LongWriter-Zero: Mastering Ultra-Long Text Generation via Reinforcement Learning
Summary: arXiv:2506.18841v3 Announce Type: replace-cross
Introduction
Ultra-long text generation by large language models (LLMs) has become a sought-after capability in various applications. However, generating coherent and high-quality long-form text remains a significant challenge due to inherent limitations in maximum generation length and the degradation of quality as sequence lengths increase. Traditional approaches, including the well-known LongWriter, have relied on supervised fine-tuning (SFT) with synthetic long-form outputs. While effective to some extent, this method has notable drawbacks, including reliance on synthetic data that can be costly and complex to produce.
The Challenge with Traditional Approaches
Previous methods of enhancing ultra-long text generation often face several hurdles:
- Dependence on synthetic SFT data, which is challenging to create.
- Common issues of coherence and consistency in generated text.
- The tendency for outputs to be overly artificial and structurally monotonous.

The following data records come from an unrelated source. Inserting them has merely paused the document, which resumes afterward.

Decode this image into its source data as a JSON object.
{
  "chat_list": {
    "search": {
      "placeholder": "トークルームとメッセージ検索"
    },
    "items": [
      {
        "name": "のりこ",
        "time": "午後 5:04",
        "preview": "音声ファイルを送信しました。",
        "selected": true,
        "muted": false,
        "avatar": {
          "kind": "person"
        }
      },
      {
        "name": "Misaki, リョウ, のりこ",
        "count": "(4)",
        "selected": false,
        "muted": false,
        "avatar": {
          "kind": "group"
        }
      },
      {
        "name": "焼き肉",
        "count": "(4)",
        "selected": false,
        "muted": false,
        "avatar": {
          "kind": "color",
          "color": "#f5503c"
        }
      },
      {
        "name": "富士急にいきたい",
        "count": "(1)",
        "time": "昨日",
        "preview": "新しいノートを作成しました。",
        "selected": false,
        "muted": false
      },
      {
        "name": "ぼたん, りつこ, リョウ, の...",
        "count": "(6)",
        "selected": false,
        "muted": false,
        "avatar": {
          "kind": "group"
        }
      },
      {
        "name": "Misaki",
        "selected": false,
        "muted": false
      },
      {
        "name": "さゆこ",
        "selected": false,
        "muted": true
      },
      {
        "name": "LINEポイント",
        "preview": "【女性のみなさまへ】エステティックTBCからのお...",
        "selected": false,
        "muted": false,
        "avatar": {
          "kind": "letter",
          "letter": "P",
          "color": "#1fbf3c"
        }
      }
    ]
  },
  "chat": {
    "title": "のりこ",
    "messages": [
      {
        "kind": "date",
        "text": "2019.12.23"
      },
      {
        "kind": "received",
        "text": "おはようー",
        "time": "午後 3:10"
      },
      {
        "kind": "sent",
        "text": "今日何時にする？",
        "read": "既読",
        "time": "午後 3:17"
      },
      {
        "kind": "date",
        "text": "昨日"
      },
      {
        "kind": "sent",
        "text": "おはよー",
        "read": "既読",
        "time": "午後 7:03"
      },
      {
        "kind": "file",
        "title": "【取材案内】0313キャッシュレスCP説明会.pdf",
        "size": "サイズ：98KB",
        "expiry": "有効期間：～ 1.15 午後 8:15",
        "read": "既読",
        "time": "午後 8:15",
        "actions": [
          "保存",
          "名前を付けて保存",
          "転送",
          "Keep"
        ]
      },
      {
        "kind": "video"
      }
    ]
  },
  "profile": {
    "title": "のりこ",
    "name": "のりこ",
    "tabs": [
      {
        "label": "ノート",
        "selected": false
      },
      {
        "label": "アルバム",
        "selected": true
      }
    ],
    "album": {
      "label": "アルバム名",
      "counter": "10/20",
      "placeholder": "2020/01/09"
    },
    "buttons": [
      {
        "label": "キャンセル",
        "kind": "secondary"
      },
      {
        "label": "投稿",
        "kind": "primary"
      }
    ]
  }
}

Introducing LongWriter-Zero
In light of these challenges, we introduce LongWriter-Zero, a novel model that utilizes an incentivization-based approach to overcome the limitations associated with traditional SFT methods. Rather than relying on pre-existing annotated or synthetic data, LongWriter-Zero employs reinforcement learning (RL) to cultivate the emergence of ultra-long and high-quality text generation capabilities in LLMs from scratch.
Methodology
Our approach begins with RL training from a base model, similar to the R1-Zero methodology. This training encourages the model to engage in reasoning that facilitates planning and refinement throughout the writing process. To support effective training, we have designed specialized reward models that guide the LLM towards:
- Improved length control.
- Enhanced writing quality.
- Better structural formatting.
Results and Evaluation
Experimental evaluations reveal that LongWriter-Zero, trained on the Qwen2.5-32B model, consistently outperforms traditional SFT methods across various long-form writing tasks. It achieves state-of-the-art results on prominent benchmarks such as WritingBench and Arena-Write, even surpassing larger models with over 100 billion parameters, including DeepSeek R1 and Qwen3-235B.
Open Source Availability
In our commitment to advancing the field of natural language processing, we have made our data and model checkpoints publicly available. Researchers and developers can access LongWriter-Zero at the following link: LongWriter-Zero on Hugging Face.
Conclusion
The emergence of LongWriter-Zero marks a significant advancement in the quest for high-quality ultra-long text generation. By leveraging reinforcement learning and eliminating the need for synthetic data, this model opens new pathways for improving the coherence, quality, and structure of long-form content generation in LLMs.